FSMA: engineering for food safety
Food safety is non-negotiable. Any contamination in products that may reach customers is a liability and must be recalled. Recalls are now mandated by the Food Safety Modernization Act (FSMA) that values risk-based prevention for maintaining food safety throughout the whole supply chain.
Due to consumer pressure and changing preferences, the food industry has morphed from one that operated in a relatively stable setting to one that operates in a very fast-paced manner where flexibility and cost are key. Consumers prefer to have many different choices (products) to satisfy their individual needs. This high variation in product mix, though desired by the consumers, can create quality and safety challenges—both in microbial contamination and cross contact of allergens. Additionally, it requires the production of a large number of stock keeping units and increases complexity processing/manufacturing and their supply chains. All of these factors create a dynamic environment to which engineers of modern food safety systems must adapt.

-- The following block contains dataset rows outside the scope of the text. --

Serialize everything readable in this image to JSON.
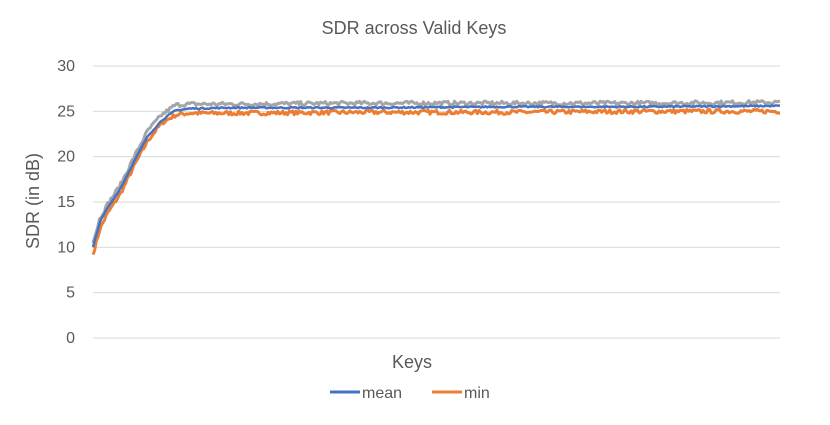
{
  "chart_data": {
    "type": "line",
    "title": "SDR across Valid Keys",
    "xlabel": "Keys",
    "ylabel": "SDR (in dB)",
    "ylim": [
      0,
      30
    ],
    "yticks": [
      "0",
      "5",
      "10",
      "15",
      "20",
      "25",
      "30"
    ],
    "grid": "horizontal",
    "x_tick_labels_shown": false,
    "legend_position": "bottom",
    "series": [
      {
        "name": "mean",
        "color": "#4472C4",
        "x": [
          0,
          0.01,
          0.02,
          0.04,
          0.06,
          0.08,
          0.1,
          0.12,
          0.14,
          0.2,
          0.4,
          0.6,
          0.8,
          1.0
        ],
        "values": [
          10.0,
          12.8,
          14.2,
          16.5,
          19.5,
          22.3,
          24.0,
          25.1,
          25.3,
          25.4,
          25.4,
          25.5,
          25.5,
          25.6
        ]
      },
      {
        "name": "min",
        "color": "#ED7D31",
        "x": [
          0,
          0.01,
          0.02,
          0.04,
          0.06,
          0.08,
          0.1,
          0.12,
          0.14,
          0.2,
          0.4,
          0.6,
          0.8,
          1.0
        ],
        "values": [
          9.2,
          12.0,
          13.6,
          15.9,
          19.0,
          21.8,
          23.7,
          24.6,
          24.8,
          24.8,
          24.9,
          24.9,
          25.0,
          25.0
        ]
      },
      {
        "color": "#A5A5A5",
        "x": [
          0,
          0.01,
          0.02,
          0.04,
          0.06,
          0.08,
          0.1,
          0.12,
          0.14,
          0.2,
          0.4,
          0.6,
          0.8,
          1.0
        ],
        "values": [
          10.5,
          13.2,
          14.6,
          16.9,
          20.0,
          22.9,
          24.6,
          25.7,
          25.8,
          25.8,
          25.9,
          25.9,
          25.9,
          26.0
        ]
      }
    ]
  }
}
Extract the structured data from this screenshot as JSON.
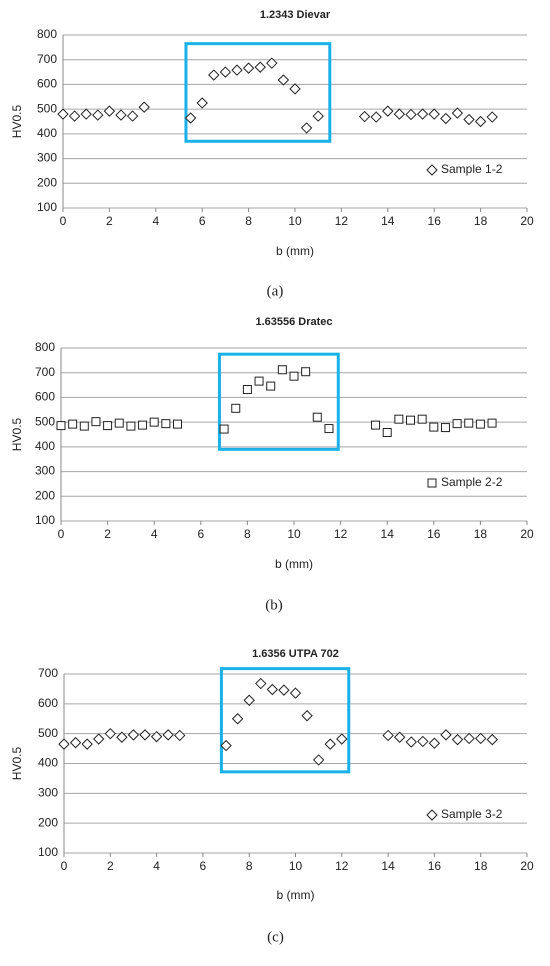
{
  "chart_data": [
    {
      "type": "scatter",
      "title": "1.2343 Dievar",
      "x_label": "b (mm)",
      "y_label": "HV0.5",
      "caption": "(a)",
      "xlim": [
        0,
        20
      ],
      "xticks": [
        0,
        2,
        4,
        6,
        8,
        10,
        12,
        14,
        16,
        18,
        20
      ],
      "ylim": [
        100,
        800
      ],
      "yticks": [
        100,
        200,
        300,
        400,
        500,
        600,
        700,
        800
      ],
      "grid": true,
      "legend": "lower right",
      "highlight": {
        "x": [
          5.3,
          11.5
        ],
        "y": [
          370,
          765
        ],
        "color": "#1ab0e8"
      },
      "series": [
        {
          "name": "Sample 1-2",
          "marker": "diamond",
          "color": "#222222",
          "x": [
            0,
            0.5,
            1,
            1.5,
            2,
            2.5,
            3,
            3.5,
            5.5,
            6,
            6.5,
            7,
            7.5,
            8,
            8.5,
            9,
            9.5,
            10,
            10.5,
            11,
            13,
            13.5,
            14,
            14.5,
            15,
            15.5,
            16,
            16.5,
            17,
            17.5,
            18,
            18.5
          ],
          "values": [
            480,
            472,
            480,
            476,
            492,
            476,
            472,
            508,
            464,
            525,
            638,
            650,
            658,
            666,
            670,
            686,
            618,
            582,
            424,
            472,
            470,
            468,
            492,
            480,
            478,
            480,
            480,
            462,
            484,
            458,
            450,
            468
          ]
        }
      ]
    },
    {
      "type": "scatter",
      "title": "1.63556  Dratec",
      "x_label": "b  (mm)",
      "y_label": "HV0.5",
      "caption": "(b)",
      "xlim": [
        0,
        20
      ],
      "xticks": [
        0,
        2,
        4,
        6,
        8,
        10,
        12,
        14,
        16,
        18,
        20
      ],
      "ylim": [
        100,
        800
      ],
      "yticks": [
        100,
        200,
        300,
        400,
        500,
        600,
        700,
        800
      ],
      "grid": true,
      "legend": "lower right",
      "highlight": {
        "x": [
          6.8,
          11.9
        ],
        "y": [
          390,
          775
        ],
        "color": "#1ab0e8"
      },
      "series": [
        {
          "name": "Sample 2-2",
          "marker": "square",
          "color": "#222222",
          "x": [
            0,
            0.5,
            1,
            1.5,
            2,
            2.5,
            3,
            3.5,
            4,
            4.5,
            5,
            7,
            7.5,
            8,
            8.5,
            9,
            9.5,
            10,
            10.5,
            11,
            11.5,
            13.5,
            14,
            14.5,
            15,
            15.5,
            16,
            16.5,
            17,
            17.5,
            18,
            18.5
          ],
          "values": [
            486,
            492,
            484,
            502,
            486,
            496,
            484,
            488,
            500,
            494,
            492,
            472,
            556,
            632,
            666,
            646,
            712,
            686,
            704,
            520,
            474,
            488,
            458,
            512,
            508,
            512,
            480,
            478,
            494,
            496,
            492,
            496
          ]
        }
      ]
    },
    {
      "type": "scatter",
      "title": "1.6356 UTPA 702",
      "x_label": "b  (mm)",
      "y_label": "HV0.5",
      "caption": "(c)",
      "xlim": [
        0,
        20
      ],
      "xticks": [
        0,
        2,
        4,
        6,
        8,
        10,
        12,
        14,
        16,
        18,
        20
      ],
      "ylim": [
        100,
        700
      ],
      "yticks": [
        100,
        200,
        300,
        400,
        500,
        600,
        700
      ],
      "grid": true,
      "legend": "lower right",
      "highlight": {
        "x": [
          6.8,
          12.3
        ],
        "y": [
          372,
          718
        ],
        "color": "#1ab0e8"
      },
      "series": [
        {
          "name": "Sample 3-2",
          "marker": "diamond",
          "color": "#222222",
          "x": [
            0,
            0.5,
            1,
            1.5,
            2,
            2.5,
            3,
            3.5,
            4,
            4.5,
            5,
            7,
            7.5,
            8,
            8.5,
            9,
            9.5,
            10,
            10.5,
            11,
            11.5,
            12,
            14,
            14.5,
            15,
            15.5,
            16,
            16.5,
            17,
            17.5,
            18,
            18.5
          ],
          "values": [
            465,
            470,
            465,
            482,
            500,
            488,
            496,
            496,
            490,
            496,
            494,
            460,
            550,
            612,
            668,
            648,
            646,
            636,
            560,
            412,
            465,
            482,
            494,
            488,
            472,
            474,
            468,
            496,
            480,
            484,
            484,
            480
          ]
        }
      ]
    }
  ]
}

Current food safety systems comprise two parts: A prescriptive part (written plan) in which a set of documents is generated and followed, and a descriptive part in which the data generated is used to determine the existence of a deviation. The system outcomes can be treated as binary where food is categorized as either safe or unsafe. The risk-based approach that the Food and Drug Administration (FDA) requires for FSMA will, in time, require that companies supply more data and validate food safety systems as a way to deal with corrections. Fortunately, the use of electronic controls and data logging systems generate a data-rich environment that can be used to create a resilient and adaptive food safety system.
The food safety plan must be adaptive and resilient, which means that engineers of the food safety system must self-organize and correct when any deviation is detected. When this occurs, a correction or corrective action must be applied, and the system may need to be modified. This not only necessitates proper equipment and facility design, but it also requires the implementation of appropriate engineering measures, such as control and feedback loops within the equipment and the main control that generate data and adapt to new circumstances. While this is similar to the current way processes have been adjusted when deviation set points are detected, the food safety system utilizes data on a much larger scale and includes information on personnel, training, supply chain and external stimuli.
Engineering such an adaptive food safety system is a challenging task. Aside from good engineering and design knowledge, it also requires using sophisticated tools and techniques like the ones provided by process systems engineering (PSE), a branch of engineering that allows for systematic exploration of and improved decision making for the design and control of processes. These decisions can be made with the support of mathematical modeling, data mining techniques, process modeling and simulations.
Engineers developing food safety systems must adopt approaches that use the data-rich environment created by the electronic sensors and controls in the entire operation. This data must be analyzed to find discrete trends/patterns, identify root cause(s) for deviations, rank or prioritize risk factors, develop a plan to mitigate risk and recommend corrective/preventive measures. (It should be noted that corrective/preventive measures may require further engineering, equipment or design changes to be made.) The use of data analysis must be extended to suppliers and customers—not only for traceability, but also to identify conditions that induce risks before products are processed, shipped and consumed.
To improve food safety and truly implement FSMA, it is very important to have the right experts who can help make informed decisions using a data-driven, risk-based approach. It is important to satisfy FDA regulations, but more important to remember that you are what you eat!